Of course, companies like Ezra are also hoping to do some of this in-house. In its latest pitch deck, the startup boasted it “leverages Al at every step of the screening process.” But if others can contribute from other angles, I can see why YC would be interested — I am.

Co-working for biotech

Shared lab spaces have been a game changer for biotech startups, Nature reported. Of course, co-working isn’t new, but co-working labs provide their customers with much more than office space, saving them both time and money.

This reminded me of Startup Battlefield alum Parallel Health — its chief scientist officer Nathan Brown had mentioned shared labs in passing when we chatted at Disrupt. I noticed he had liked a repost of Nature’s article, so I asked him for his thoughts. He confirmed that the skincare startup he co-founded had been using BioLabs‘ shared facilities in Los Angeles, and he highlighted some of the benefits of this concept:

BioLabs has enabled us to cost-effectively build a consumer biotech product. They make the laboratory infrastructure available to us without having to spend our entire seed round on capital expenses like DNA sequencing machines, laminar flow hoods, and lab-grade freezers. We also save immense amounts of time at BioLabs, because they manage all aspects of environmental health and safety as well as infrastructure management. Maybe most importantly, they create a thriving culture of innovation where startups can collaborate easily and learn from each other.

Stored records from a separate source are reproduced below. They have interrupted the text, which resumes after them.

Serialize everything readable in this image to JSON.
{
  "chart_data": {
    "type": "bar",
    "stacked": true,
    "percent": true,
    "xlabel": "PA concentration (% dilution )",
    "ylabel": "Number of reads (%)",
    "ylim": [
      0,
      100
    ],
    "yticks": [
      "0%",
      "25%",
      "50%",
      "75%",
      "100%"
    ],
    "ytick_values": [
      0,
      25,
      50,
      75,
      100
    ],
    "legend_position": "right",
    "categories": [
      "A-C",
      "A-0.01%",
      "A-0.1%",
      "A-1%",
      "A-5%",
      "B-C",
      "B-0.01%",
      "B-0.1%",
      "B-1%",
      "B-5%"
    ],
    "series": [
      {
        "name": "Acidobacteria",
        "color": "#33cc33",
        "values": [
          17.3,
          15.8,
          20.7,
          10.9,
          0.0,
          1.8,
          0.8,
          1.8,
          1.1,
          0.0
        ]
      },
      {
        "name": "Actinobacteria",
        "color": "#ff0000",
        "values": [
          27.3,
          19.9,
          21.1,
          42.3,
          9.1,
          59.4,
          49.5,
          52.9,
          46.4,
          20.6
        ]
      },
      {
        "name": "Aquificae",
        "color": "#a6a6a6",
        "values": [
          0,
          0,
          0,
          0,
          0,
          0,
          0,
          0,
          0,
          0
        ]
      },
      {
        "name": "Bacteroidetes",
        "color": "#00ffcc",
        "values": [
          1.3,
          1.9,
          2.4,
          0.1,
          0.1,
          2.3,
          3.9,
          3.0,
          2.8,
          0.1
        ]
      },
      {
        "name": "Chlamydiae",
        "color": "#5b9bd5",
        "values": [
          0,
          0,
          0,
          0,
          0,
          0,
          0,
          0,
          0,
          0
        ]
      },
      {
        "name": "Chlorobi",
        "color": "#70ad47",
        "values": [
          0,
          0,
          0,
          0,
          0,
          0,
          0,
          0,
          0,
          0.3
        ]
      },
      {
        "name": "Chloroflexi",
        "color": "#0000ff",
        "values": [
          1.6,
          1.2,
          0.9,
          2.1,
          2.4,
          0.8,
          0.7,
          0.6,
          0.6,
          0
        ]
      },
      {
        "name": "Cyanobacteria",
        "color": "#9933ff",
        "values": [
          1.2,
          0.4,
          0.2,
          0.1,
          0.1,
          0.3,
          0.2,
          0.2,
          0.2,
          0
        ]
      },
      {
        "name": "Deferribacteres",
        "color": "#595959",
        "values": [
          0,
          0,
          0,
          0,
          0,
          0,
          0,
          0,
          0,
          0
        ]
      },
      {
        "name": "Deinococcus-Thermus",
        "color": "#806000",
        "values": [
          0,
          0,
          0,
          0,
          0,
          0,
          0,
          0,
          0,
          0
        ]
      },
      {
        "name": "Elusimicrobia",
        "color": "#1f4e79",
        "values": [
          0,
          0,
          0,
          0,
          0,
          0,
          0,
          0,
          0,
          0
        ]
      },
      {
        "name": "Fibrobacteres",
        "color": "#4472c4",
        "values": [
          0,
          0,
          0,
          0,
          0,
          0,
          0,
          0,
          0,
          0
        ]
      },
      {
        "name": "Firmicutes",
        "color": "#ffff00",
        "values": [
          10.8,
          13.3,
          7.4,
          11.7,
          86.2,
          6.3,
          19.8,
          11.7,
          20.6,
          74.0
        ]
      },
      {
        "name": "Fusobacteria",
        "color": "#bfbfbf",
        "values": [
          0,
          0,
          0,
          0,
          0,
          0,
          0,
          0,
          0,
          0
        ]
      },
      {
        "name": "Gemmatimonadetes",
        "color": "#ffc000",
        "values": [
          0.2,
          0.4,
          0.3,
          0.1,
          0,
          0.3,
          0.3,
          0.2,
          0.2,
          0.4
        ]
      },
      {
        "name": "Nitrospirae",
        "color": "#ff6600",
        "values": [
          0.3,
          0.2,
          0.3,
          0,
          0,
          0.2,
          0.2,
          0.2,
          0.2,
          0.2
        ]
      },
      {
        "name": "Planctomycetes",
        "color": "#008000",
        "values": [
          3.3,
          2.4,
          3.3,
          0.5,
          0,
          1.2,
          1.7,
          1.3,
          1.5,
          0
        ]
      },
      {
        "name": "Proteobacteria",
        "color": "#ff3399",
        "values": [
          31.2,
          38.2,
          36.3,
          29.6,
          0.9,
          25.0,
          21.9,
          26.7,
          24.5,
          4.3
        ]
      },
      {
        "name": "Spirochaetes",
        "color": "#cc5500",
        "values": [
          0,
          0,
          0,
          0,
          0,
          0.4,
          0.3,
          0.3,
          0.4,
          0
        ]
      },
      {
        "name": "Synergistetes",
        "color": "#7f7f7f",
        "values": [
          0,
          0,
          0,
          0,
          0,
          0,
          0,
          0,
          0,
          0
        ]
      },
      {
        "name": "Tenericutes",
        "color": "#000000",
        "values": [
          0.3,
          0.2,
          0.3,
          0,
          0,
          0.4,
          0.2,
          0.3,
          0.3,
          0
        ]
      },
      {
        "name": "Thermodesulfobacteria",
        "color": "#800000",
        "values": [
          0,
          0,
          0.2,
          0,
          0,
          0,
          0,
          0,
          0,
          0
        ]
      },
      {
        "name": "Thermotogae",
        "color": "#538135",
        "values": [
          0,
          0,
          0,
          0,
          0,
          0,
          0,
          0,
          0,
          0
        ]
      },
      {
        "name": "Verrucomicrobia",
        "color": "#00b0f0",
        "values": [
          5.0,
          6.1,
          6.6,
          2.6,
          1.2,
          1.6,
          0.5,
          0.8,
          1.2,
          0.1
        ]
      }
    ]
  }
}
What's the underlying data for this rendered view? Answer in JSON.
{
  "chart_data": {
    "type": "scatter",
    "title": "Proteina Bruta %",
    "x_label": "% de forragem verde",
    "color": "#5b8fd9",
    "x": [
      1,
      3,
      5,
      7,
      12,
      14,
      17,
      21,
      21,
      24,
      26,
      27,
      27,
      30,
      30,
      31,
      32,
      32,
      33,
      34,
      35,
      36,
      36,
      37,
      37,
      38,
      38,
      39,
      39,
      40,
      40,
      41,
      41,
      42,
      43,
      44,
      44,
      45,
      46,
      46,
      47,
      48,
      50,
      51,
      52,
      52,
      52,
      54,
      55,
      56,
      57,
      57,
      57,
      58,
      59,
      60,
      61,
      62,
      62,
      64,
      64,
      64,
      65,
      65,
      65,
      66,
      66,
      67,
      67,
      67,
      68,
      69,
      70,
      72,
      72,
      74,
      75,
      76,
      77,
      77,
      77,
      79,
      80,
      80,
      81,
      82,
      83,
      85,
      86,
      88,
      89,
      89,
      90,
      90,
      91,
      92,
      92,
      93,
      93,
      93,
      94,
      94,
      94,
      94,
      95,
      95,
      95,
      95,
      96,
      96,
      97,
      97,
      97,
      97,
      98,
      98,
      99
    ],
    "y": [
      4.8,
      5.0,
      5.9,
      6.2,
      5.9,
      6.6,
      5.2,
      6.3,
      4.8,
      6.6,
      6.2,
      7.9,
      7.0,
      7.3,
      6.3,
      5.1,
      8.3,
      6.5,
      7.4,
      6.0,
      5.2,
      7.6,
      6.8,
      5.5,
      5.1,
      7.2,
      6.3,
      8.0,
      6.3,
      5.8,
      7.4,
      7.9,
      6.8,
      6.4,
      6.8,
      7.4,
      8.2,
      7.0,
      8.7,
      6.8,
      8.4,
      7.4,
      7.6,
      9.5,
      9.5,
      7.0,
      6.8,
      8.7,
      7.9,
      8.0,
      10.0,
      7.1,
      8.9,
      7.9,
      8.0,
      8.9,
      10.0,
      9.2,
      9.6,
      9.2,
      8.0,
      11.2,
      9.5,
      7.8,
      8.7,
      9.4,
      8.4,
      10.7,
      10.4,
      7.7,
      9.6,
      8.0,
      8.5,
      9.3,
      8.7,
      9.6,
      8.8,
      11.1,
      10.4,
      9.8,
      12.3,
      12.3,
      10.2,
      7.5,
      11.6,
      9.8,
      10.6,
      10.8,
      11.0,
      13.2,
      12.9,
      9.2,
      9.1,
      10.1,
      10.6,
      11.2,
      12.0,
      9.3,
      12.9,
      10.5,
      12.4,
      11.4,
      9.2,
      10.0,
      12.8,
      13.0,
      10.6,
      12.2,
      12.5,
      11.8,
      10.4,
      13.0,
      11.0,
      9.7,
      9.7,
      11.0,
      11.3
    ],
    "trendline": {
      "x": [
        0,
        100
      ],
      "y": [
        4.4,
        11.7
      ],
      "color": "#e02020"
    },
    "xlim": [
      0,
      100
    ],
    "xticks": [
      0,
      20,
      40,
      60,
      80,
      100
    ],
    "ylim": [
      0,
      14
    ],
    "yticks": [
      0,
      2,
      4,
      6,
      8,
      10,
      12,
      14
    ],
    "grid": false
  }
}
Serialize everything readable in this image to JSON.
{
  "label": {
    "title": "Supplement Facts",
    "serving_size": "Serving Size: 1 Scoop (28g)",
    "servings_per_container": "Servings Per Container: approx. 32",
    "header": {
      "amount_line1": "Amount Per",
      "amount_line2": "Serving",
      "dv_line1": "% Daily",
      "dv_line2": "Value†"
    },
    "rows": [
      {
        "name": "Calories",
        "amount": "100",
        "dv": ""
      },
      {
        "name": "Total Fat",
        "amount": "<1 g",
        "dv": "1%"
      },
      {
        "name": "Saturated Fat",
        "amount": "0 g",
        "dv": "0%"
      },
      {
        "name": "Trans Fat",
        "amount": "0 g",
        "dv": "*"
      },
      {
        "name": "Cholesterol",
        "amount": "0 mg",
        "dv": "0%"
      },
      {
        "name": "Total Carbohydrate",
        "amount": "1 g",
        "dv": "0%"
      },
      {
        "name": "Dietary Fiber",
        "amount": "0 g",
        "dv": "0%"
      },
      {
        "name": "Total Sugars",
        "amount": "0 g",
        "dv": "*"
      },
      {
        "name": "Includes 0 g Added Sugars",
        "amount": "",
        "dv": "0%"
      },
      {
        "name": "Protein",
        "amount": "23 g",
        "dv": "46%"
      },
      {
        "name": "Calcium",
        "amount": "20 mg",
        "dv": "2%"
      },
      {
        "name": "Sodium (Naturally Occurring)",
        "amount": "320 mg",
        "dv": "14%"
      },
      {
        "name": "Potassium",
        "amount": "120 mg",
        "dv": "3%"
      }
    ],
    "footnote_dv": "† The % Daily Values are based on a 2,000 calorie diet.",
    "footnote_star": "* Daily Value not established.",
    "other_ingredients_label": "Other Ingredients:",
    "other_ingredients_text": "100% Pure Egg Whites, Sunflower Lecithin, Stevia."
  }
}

While this may read as a local endorsement, startups don’t have to be based in California to leverage this trend. BioLabs itself is a franchise that has expanded to a dozen locations, and similar things could likely be said of many competing facilities around the world. However, a founder interviewed by Nature, Accure Health CEO Jessica Sang, shared a word of caution: Some labs are better equipped and wider-ranging than others. “If you’re thinking about starting a company, try to visit a few just to see which one is the best.”

Virtual data rooms

Virtual data rooms are another important resource for biotech startups. Calling them “the unsung hero of biotech financing,” and noting that they can also be helpful in business development talks, a16z published a guide on what biotech teams should and shouldn’t put in their data rooms.